It is now easier for fully vaccinated Australians, permanent residents, their families, and eligible international passport and eligible visa holders to travel to or return to Australia. Requirements will vary depending on the state or territory to which they are travelling.
The Government is continuing to assist vulnerable Australians, including those who are unvaccinated or who have not been able to access TGA approved or recognised vaccines still seeking to return home, through facilitated commercial flights. For more information, see Smartraveller.
Your vaccination status will impact the options available for travel to Australia.

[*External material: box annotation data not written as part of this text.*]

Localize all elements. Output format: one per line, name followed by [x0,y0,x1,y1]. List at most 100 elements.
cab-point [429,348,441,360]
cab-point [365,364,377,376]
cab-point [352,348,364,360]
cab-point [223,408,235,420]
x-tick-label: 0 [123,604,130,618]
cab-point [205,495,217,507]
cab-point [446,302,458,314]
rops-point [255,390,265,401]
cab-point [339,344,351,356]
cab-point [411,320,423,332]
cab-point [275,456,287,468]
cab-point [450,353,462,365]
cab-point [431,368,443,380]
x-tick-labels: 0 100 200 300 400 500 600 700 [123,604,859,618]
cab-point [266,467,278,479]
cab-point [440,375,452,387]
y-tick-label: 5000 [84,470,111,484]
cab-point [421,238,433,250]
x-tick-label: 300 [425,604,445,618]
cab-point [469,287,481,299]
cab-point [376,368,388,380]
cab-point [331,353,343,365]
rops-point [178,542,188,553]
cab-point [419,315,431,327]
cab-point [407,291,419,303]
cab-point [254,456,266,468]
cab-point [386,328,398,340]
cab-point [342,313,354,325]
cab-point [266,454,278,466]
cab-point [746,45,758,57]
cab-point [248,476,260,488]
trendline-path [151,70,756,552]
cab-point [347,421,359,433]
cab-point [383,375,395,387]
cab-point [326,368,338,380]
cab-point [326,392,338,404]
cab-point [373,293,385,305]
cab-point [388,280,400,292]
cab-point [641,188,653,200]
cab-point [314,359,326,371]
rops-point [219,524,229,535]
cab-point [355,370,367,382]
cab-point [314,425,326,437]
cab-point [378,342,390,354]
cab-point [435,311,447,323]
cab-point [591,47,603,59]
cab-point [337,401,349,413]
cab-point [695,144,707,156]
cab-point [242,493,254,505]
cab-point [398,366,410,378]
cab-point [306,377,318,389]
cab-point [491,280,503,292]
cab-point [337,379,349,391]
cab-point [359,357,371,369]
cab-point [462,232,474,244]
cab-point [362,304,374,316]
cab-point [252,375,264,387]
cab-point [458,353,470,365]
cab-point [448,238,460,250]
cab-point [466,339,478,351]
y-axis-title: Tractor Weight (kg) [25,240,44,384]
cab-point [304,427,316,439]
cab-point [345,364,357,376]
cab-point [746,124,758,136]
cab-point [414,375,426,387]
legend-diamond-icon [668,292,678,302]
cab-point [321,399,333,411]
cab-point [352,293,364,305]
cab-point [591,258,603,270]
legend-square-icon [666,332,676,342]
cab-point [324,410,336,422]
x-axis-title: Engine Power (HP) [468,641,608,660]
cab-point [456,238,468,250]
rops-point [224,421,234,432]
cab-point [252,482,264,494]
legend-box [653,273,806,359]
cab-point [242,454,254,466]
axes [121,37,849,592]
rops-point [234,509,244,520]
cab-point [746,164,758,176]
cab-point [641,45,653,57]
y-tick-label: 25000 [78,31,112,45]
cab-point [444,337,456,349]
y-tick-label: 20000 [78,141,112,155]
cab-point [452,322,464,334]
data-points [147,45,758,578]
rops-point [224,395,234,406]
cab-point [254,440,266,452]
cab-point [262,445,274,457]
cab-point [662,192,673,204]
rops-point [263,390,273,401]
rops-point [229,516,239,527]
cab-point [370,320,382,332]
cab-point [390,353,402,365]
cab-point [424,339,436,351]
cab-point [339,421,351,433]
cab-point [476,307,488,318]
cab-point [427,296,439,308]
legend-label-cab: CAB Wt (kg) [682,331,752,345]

Before you book your flight, check the quarantine, entry testing requirements, and any other arrangements for the state or territory to which you are travelling. Make sure that you are prepared to comply with any requirements, including by providing any required information to the relevant state or territory, and ensuring quarantine arrangements if necessary.
If you were vaccinated outside of Australia and you do not have an ICVC, you must obtain an overseas vaccination certificate.
Your vaccination certificate must have been issued by a national or state/provincial-level authority or an accredited vaccination provider. Paper and digital certificates are equally acceptable. Your certificate must be in English. A certificate is also acceptable if it is written in multiple languages and one of those languages is English. Otherwise, you will need a full certified translation.
Your certificate must show, at a minimum:
· your name as it appears in your passport
· either your date of birth or your passport number
· the vaccine brand name, and
· either the date you got each dose or the date on which you completed a full course of immunisation.
Airlines will check your certificate when you check-in to your flight.
If your vaccination certificate does not meet all these requirements, you will not qualify as a fully vaccinated traveller.
Passengers travelling to Australia should complete the Australia Travel Declaration at least 72 hours before departure.
When filling out the ATD you will need to upload your vaccination certificate. You will also need to:
· make a legally binding declaration in relation to your vaccination status
· provide information and a declaration about your last 14 days travel history
· acknowledge that when you check-in for your flight, you must present evidence of a negative COVID-19 Polymerase Chain Reaction (PCR) test taken within 3 days of your flight’s scheduled departure to Australia (unless you are exempt); and
· make a declaration that you will comply with the quarantine requirements of the jurisdiction of first arrival and any other domestic jurisdictions you intend to travel to, and have made quarantine arrangements prior to travel where required.
Penalties will apply for giving false and misleading information, including potential criminal prosecution for providing false or misleading information as set out in s 137.1 of the Criminal Code Act 1995. Travellers may also have to undergo hotel quarantine at their own expense.
After you clear both primary and secondary passenger processes, you will need to comply with the quarantine, entry, and post-arrival testing requirements of the state or territory where you have entered.
A negative COVID-19 PCR test result is required for travelling to Australia. Evidence of a negative COVID-19 PCR test taken within 3 days of your flight’s scheduled departure must be provided to your airline when you check-in for your flight.
If your flight is delayed, you will still be considered to have met the pre-departure testing requirements. You will not need a new test.
However, if your flight is re-scheduled or cancelled, you will need to provide evidence of a negative COVID-19 PCR test taken no more than 3 days before the re-scheduled or newly booked flight.
Information about PCR test requirements, what to do if your PCR test result is positive when you have already had and recovered from COVID-19, and if you are unable to be vaccinated for medical reasons for pre-departure testing is available on the Department of Health website. You should also check for any airline, departure or transit country testing requirements.
After you clear both primary and secondary passenger processes, you will need to comply with the quarantine and entry testing requirements of the state or territory where you have entered.